Jazz legend Dave Brubeck dies at 91
Pioneering jazz composer and pianist Dave Brubeck has died.
Russell Gloyd, Brubeck's manager, said he died on Wednesday morning in Connecticut of heart failure, after being taken ill while on his way to a cardiology appointment with his son. He would have turned 92 on Thursday.
The Dave Brubeck Quartet's pieces such as "Take Five" caught listeners' ears with exotic, challenging rhythms and became enduring standards.
Brubeck had a career that spanned almost all American jazz since the Second World War He formed The Dave Brubeck Quartet in 1951 and was the first modern jazz musician to be pictured on the cover of Time magazine - on November 8, 1954 - and he helped define the swinging, smoky rhythms of 1950s and '60s club jazz.
The seminal album "Time Out," released by the quartet in 1959, was the first ever million-selling jazz LP, and is still among the best-selling jazz albums of all time. It opens with "Blue Rondo a la Turk" in 9/8 time - nine beats to the measure instead of the customary two, three or four beats.
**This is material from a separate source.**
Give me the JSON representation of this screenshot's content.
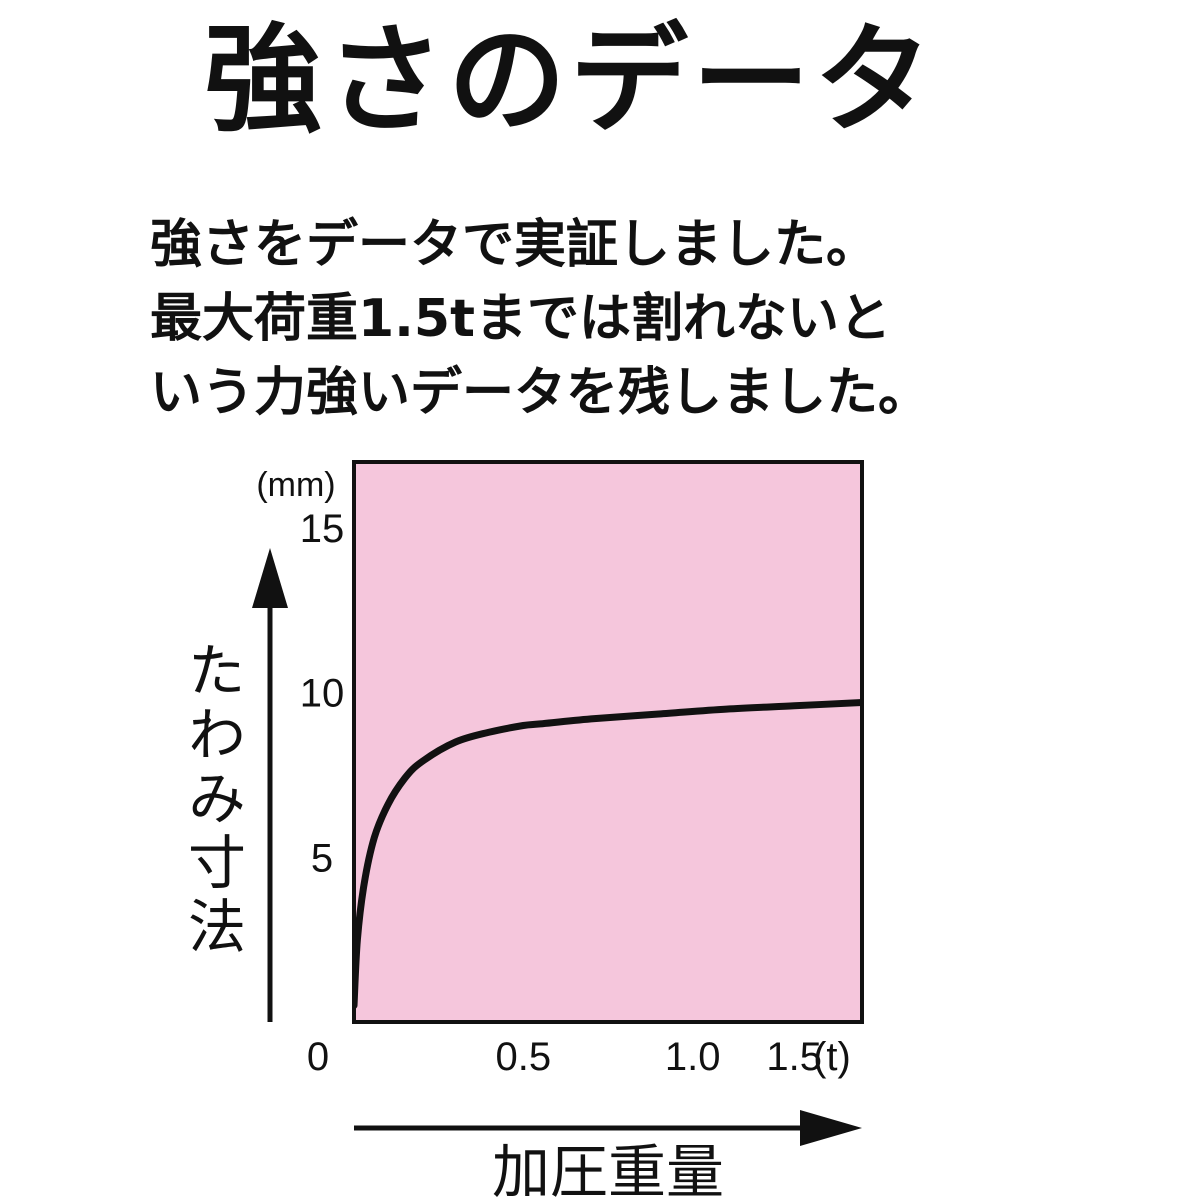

At the age of 88, in 2009, Brubeck was still touring, in spite of a viral infection that threatened his heart and made him miss an April show at his alma mater, the University of the Pacific.
Brubeck and his wife, Iola, had five sons and a daughter. Four of his sons - Chris on trombone and electric bass, Dan on drums, Darius on keyboards and Matthew on cello - played with the London Symphony Orchestra in a birthday tribute to Brubeck in December 2000.
"We never had a rift," Chris Brubeck once said of living and playing with his father. "I think music has always been a good communication tool, so we didn't have a rift. We've always had music in common."
Radio 3 presenter Alyn Shipton was among those who paid tribute to Brubeck tonight, calling him "truly one of the most influential musical figures not only in jazz but in music in the 20th century".
He said: "Dave Brubeck proved to the world that jazz could swing as effectively with five beats to the bar as with four, and the range of different time signatures on his album Time Out in 1959 revolutionised the music."